Eric Liu, Citizen University CEO and Co-Founder
“Democracy works only when enough of us believe democracy works,” says Eric Liu. How do we rekindle that belief? How do we, as individuals, organizations, communities, corporations — even professions — reinvigorate the meaning and spirit of citizenship in America? These are the questions civic evangelist Eric Liu explores in his compelling, acclaimed talks – talks that celebrate our shared values and challenge Americans to live up to them. Liu is one of the country’s most sought-after speakers on citizen power, civic health, the future of democracy, and American identity. His inspirational 2019 main stage TED Talk, based on his work at Citizen University, received a standing ovation and more than topped one million views in less than a month. His two previous TED Talks, on power and on voting, have been viewed three million times. Recently, Liu has been elected to membership in the American Academy of the Arts and selected to be a 2020 Ashoka Fellow. In both cases he was recognized by colleagues and was championed by friends.
Liu, son of Chinese immigrants and former White House speechwriter, is the CEO of Citizen University, a nonprofit working to foster a culture of powerful, responsible citizenship. He also directs the Aspen Institute’s Citizenship & American Identity Program and is a correspondent at TheAtlantic.com. His eight books include You’re More Powerful Than You Think: A Citizen’s Guide to Making Change Happen, and the national best-sellers The Gardens of Democracy and True Patriot. His first book, The Accidental Asian, Notes of a Native Speaker was a New York Times Notable Book featured in the PBS documentary, “Matters of Race.” Liu’s latest book is Become America: Civic Sermons on Love, Responsibility and Democracy, which grows out of the Civic Saturday phenomenon that Liu and his team pioneered and has now spread nationwide. Liu served as a White House speechwriter for President Bill Clinton and later as the President’s deputy domestic policy adviser. He has also served as a board member of the Corporation for National and Community Service, the Washington State Board of Education and the Seattle Public Library and is co-founder of the Alliance for Gun Responsibility. He is a graduate of Yale College and Harvard Law School.

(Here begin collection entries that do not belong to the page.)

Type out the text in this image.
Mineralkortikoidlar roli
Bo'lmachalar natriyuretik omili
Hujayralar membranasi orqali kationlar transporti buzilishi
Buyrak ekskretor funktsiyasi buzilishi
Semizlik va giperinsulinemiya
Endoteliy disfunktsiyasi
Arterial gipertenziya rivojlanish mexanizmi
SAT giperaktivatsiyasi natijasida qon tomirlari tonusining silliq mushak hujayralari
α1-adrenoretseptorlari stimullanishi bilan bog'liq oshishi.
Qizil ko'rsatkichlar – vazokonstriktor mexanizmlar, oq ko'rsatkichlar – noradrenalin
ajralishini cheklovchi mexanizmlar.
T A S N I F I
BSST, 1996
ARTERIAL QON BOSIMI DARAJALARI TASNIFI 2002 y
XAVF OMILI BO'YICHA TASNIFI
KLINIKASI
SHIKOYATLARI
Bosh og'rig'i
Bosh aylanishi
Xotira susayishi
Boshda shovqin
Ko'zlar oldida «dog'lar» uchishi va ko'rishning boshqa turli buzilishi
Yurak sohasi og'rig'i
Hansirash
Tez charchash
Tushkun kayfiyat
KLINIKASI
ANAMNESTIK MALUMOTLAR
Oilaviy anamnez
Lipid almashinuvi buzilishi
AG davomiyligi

Reviewed as “phenomenal,” “amazing,” “motivating,” “moving” and “empowering” by audiences ranging from university leaders and K-12 educators to innovators in corporate citizenship, health care, and architecture, Liu’s talks are unforgettable experiences. With passion, magnetism, a grounding in history, and a sense of humor, Liu touches people from all walks of life and across the political spectrum. He ignites and unites. And he leaves his audiences inspired to take action, with a renewed spirit of common purpose and a deeper sense of civic responsibility.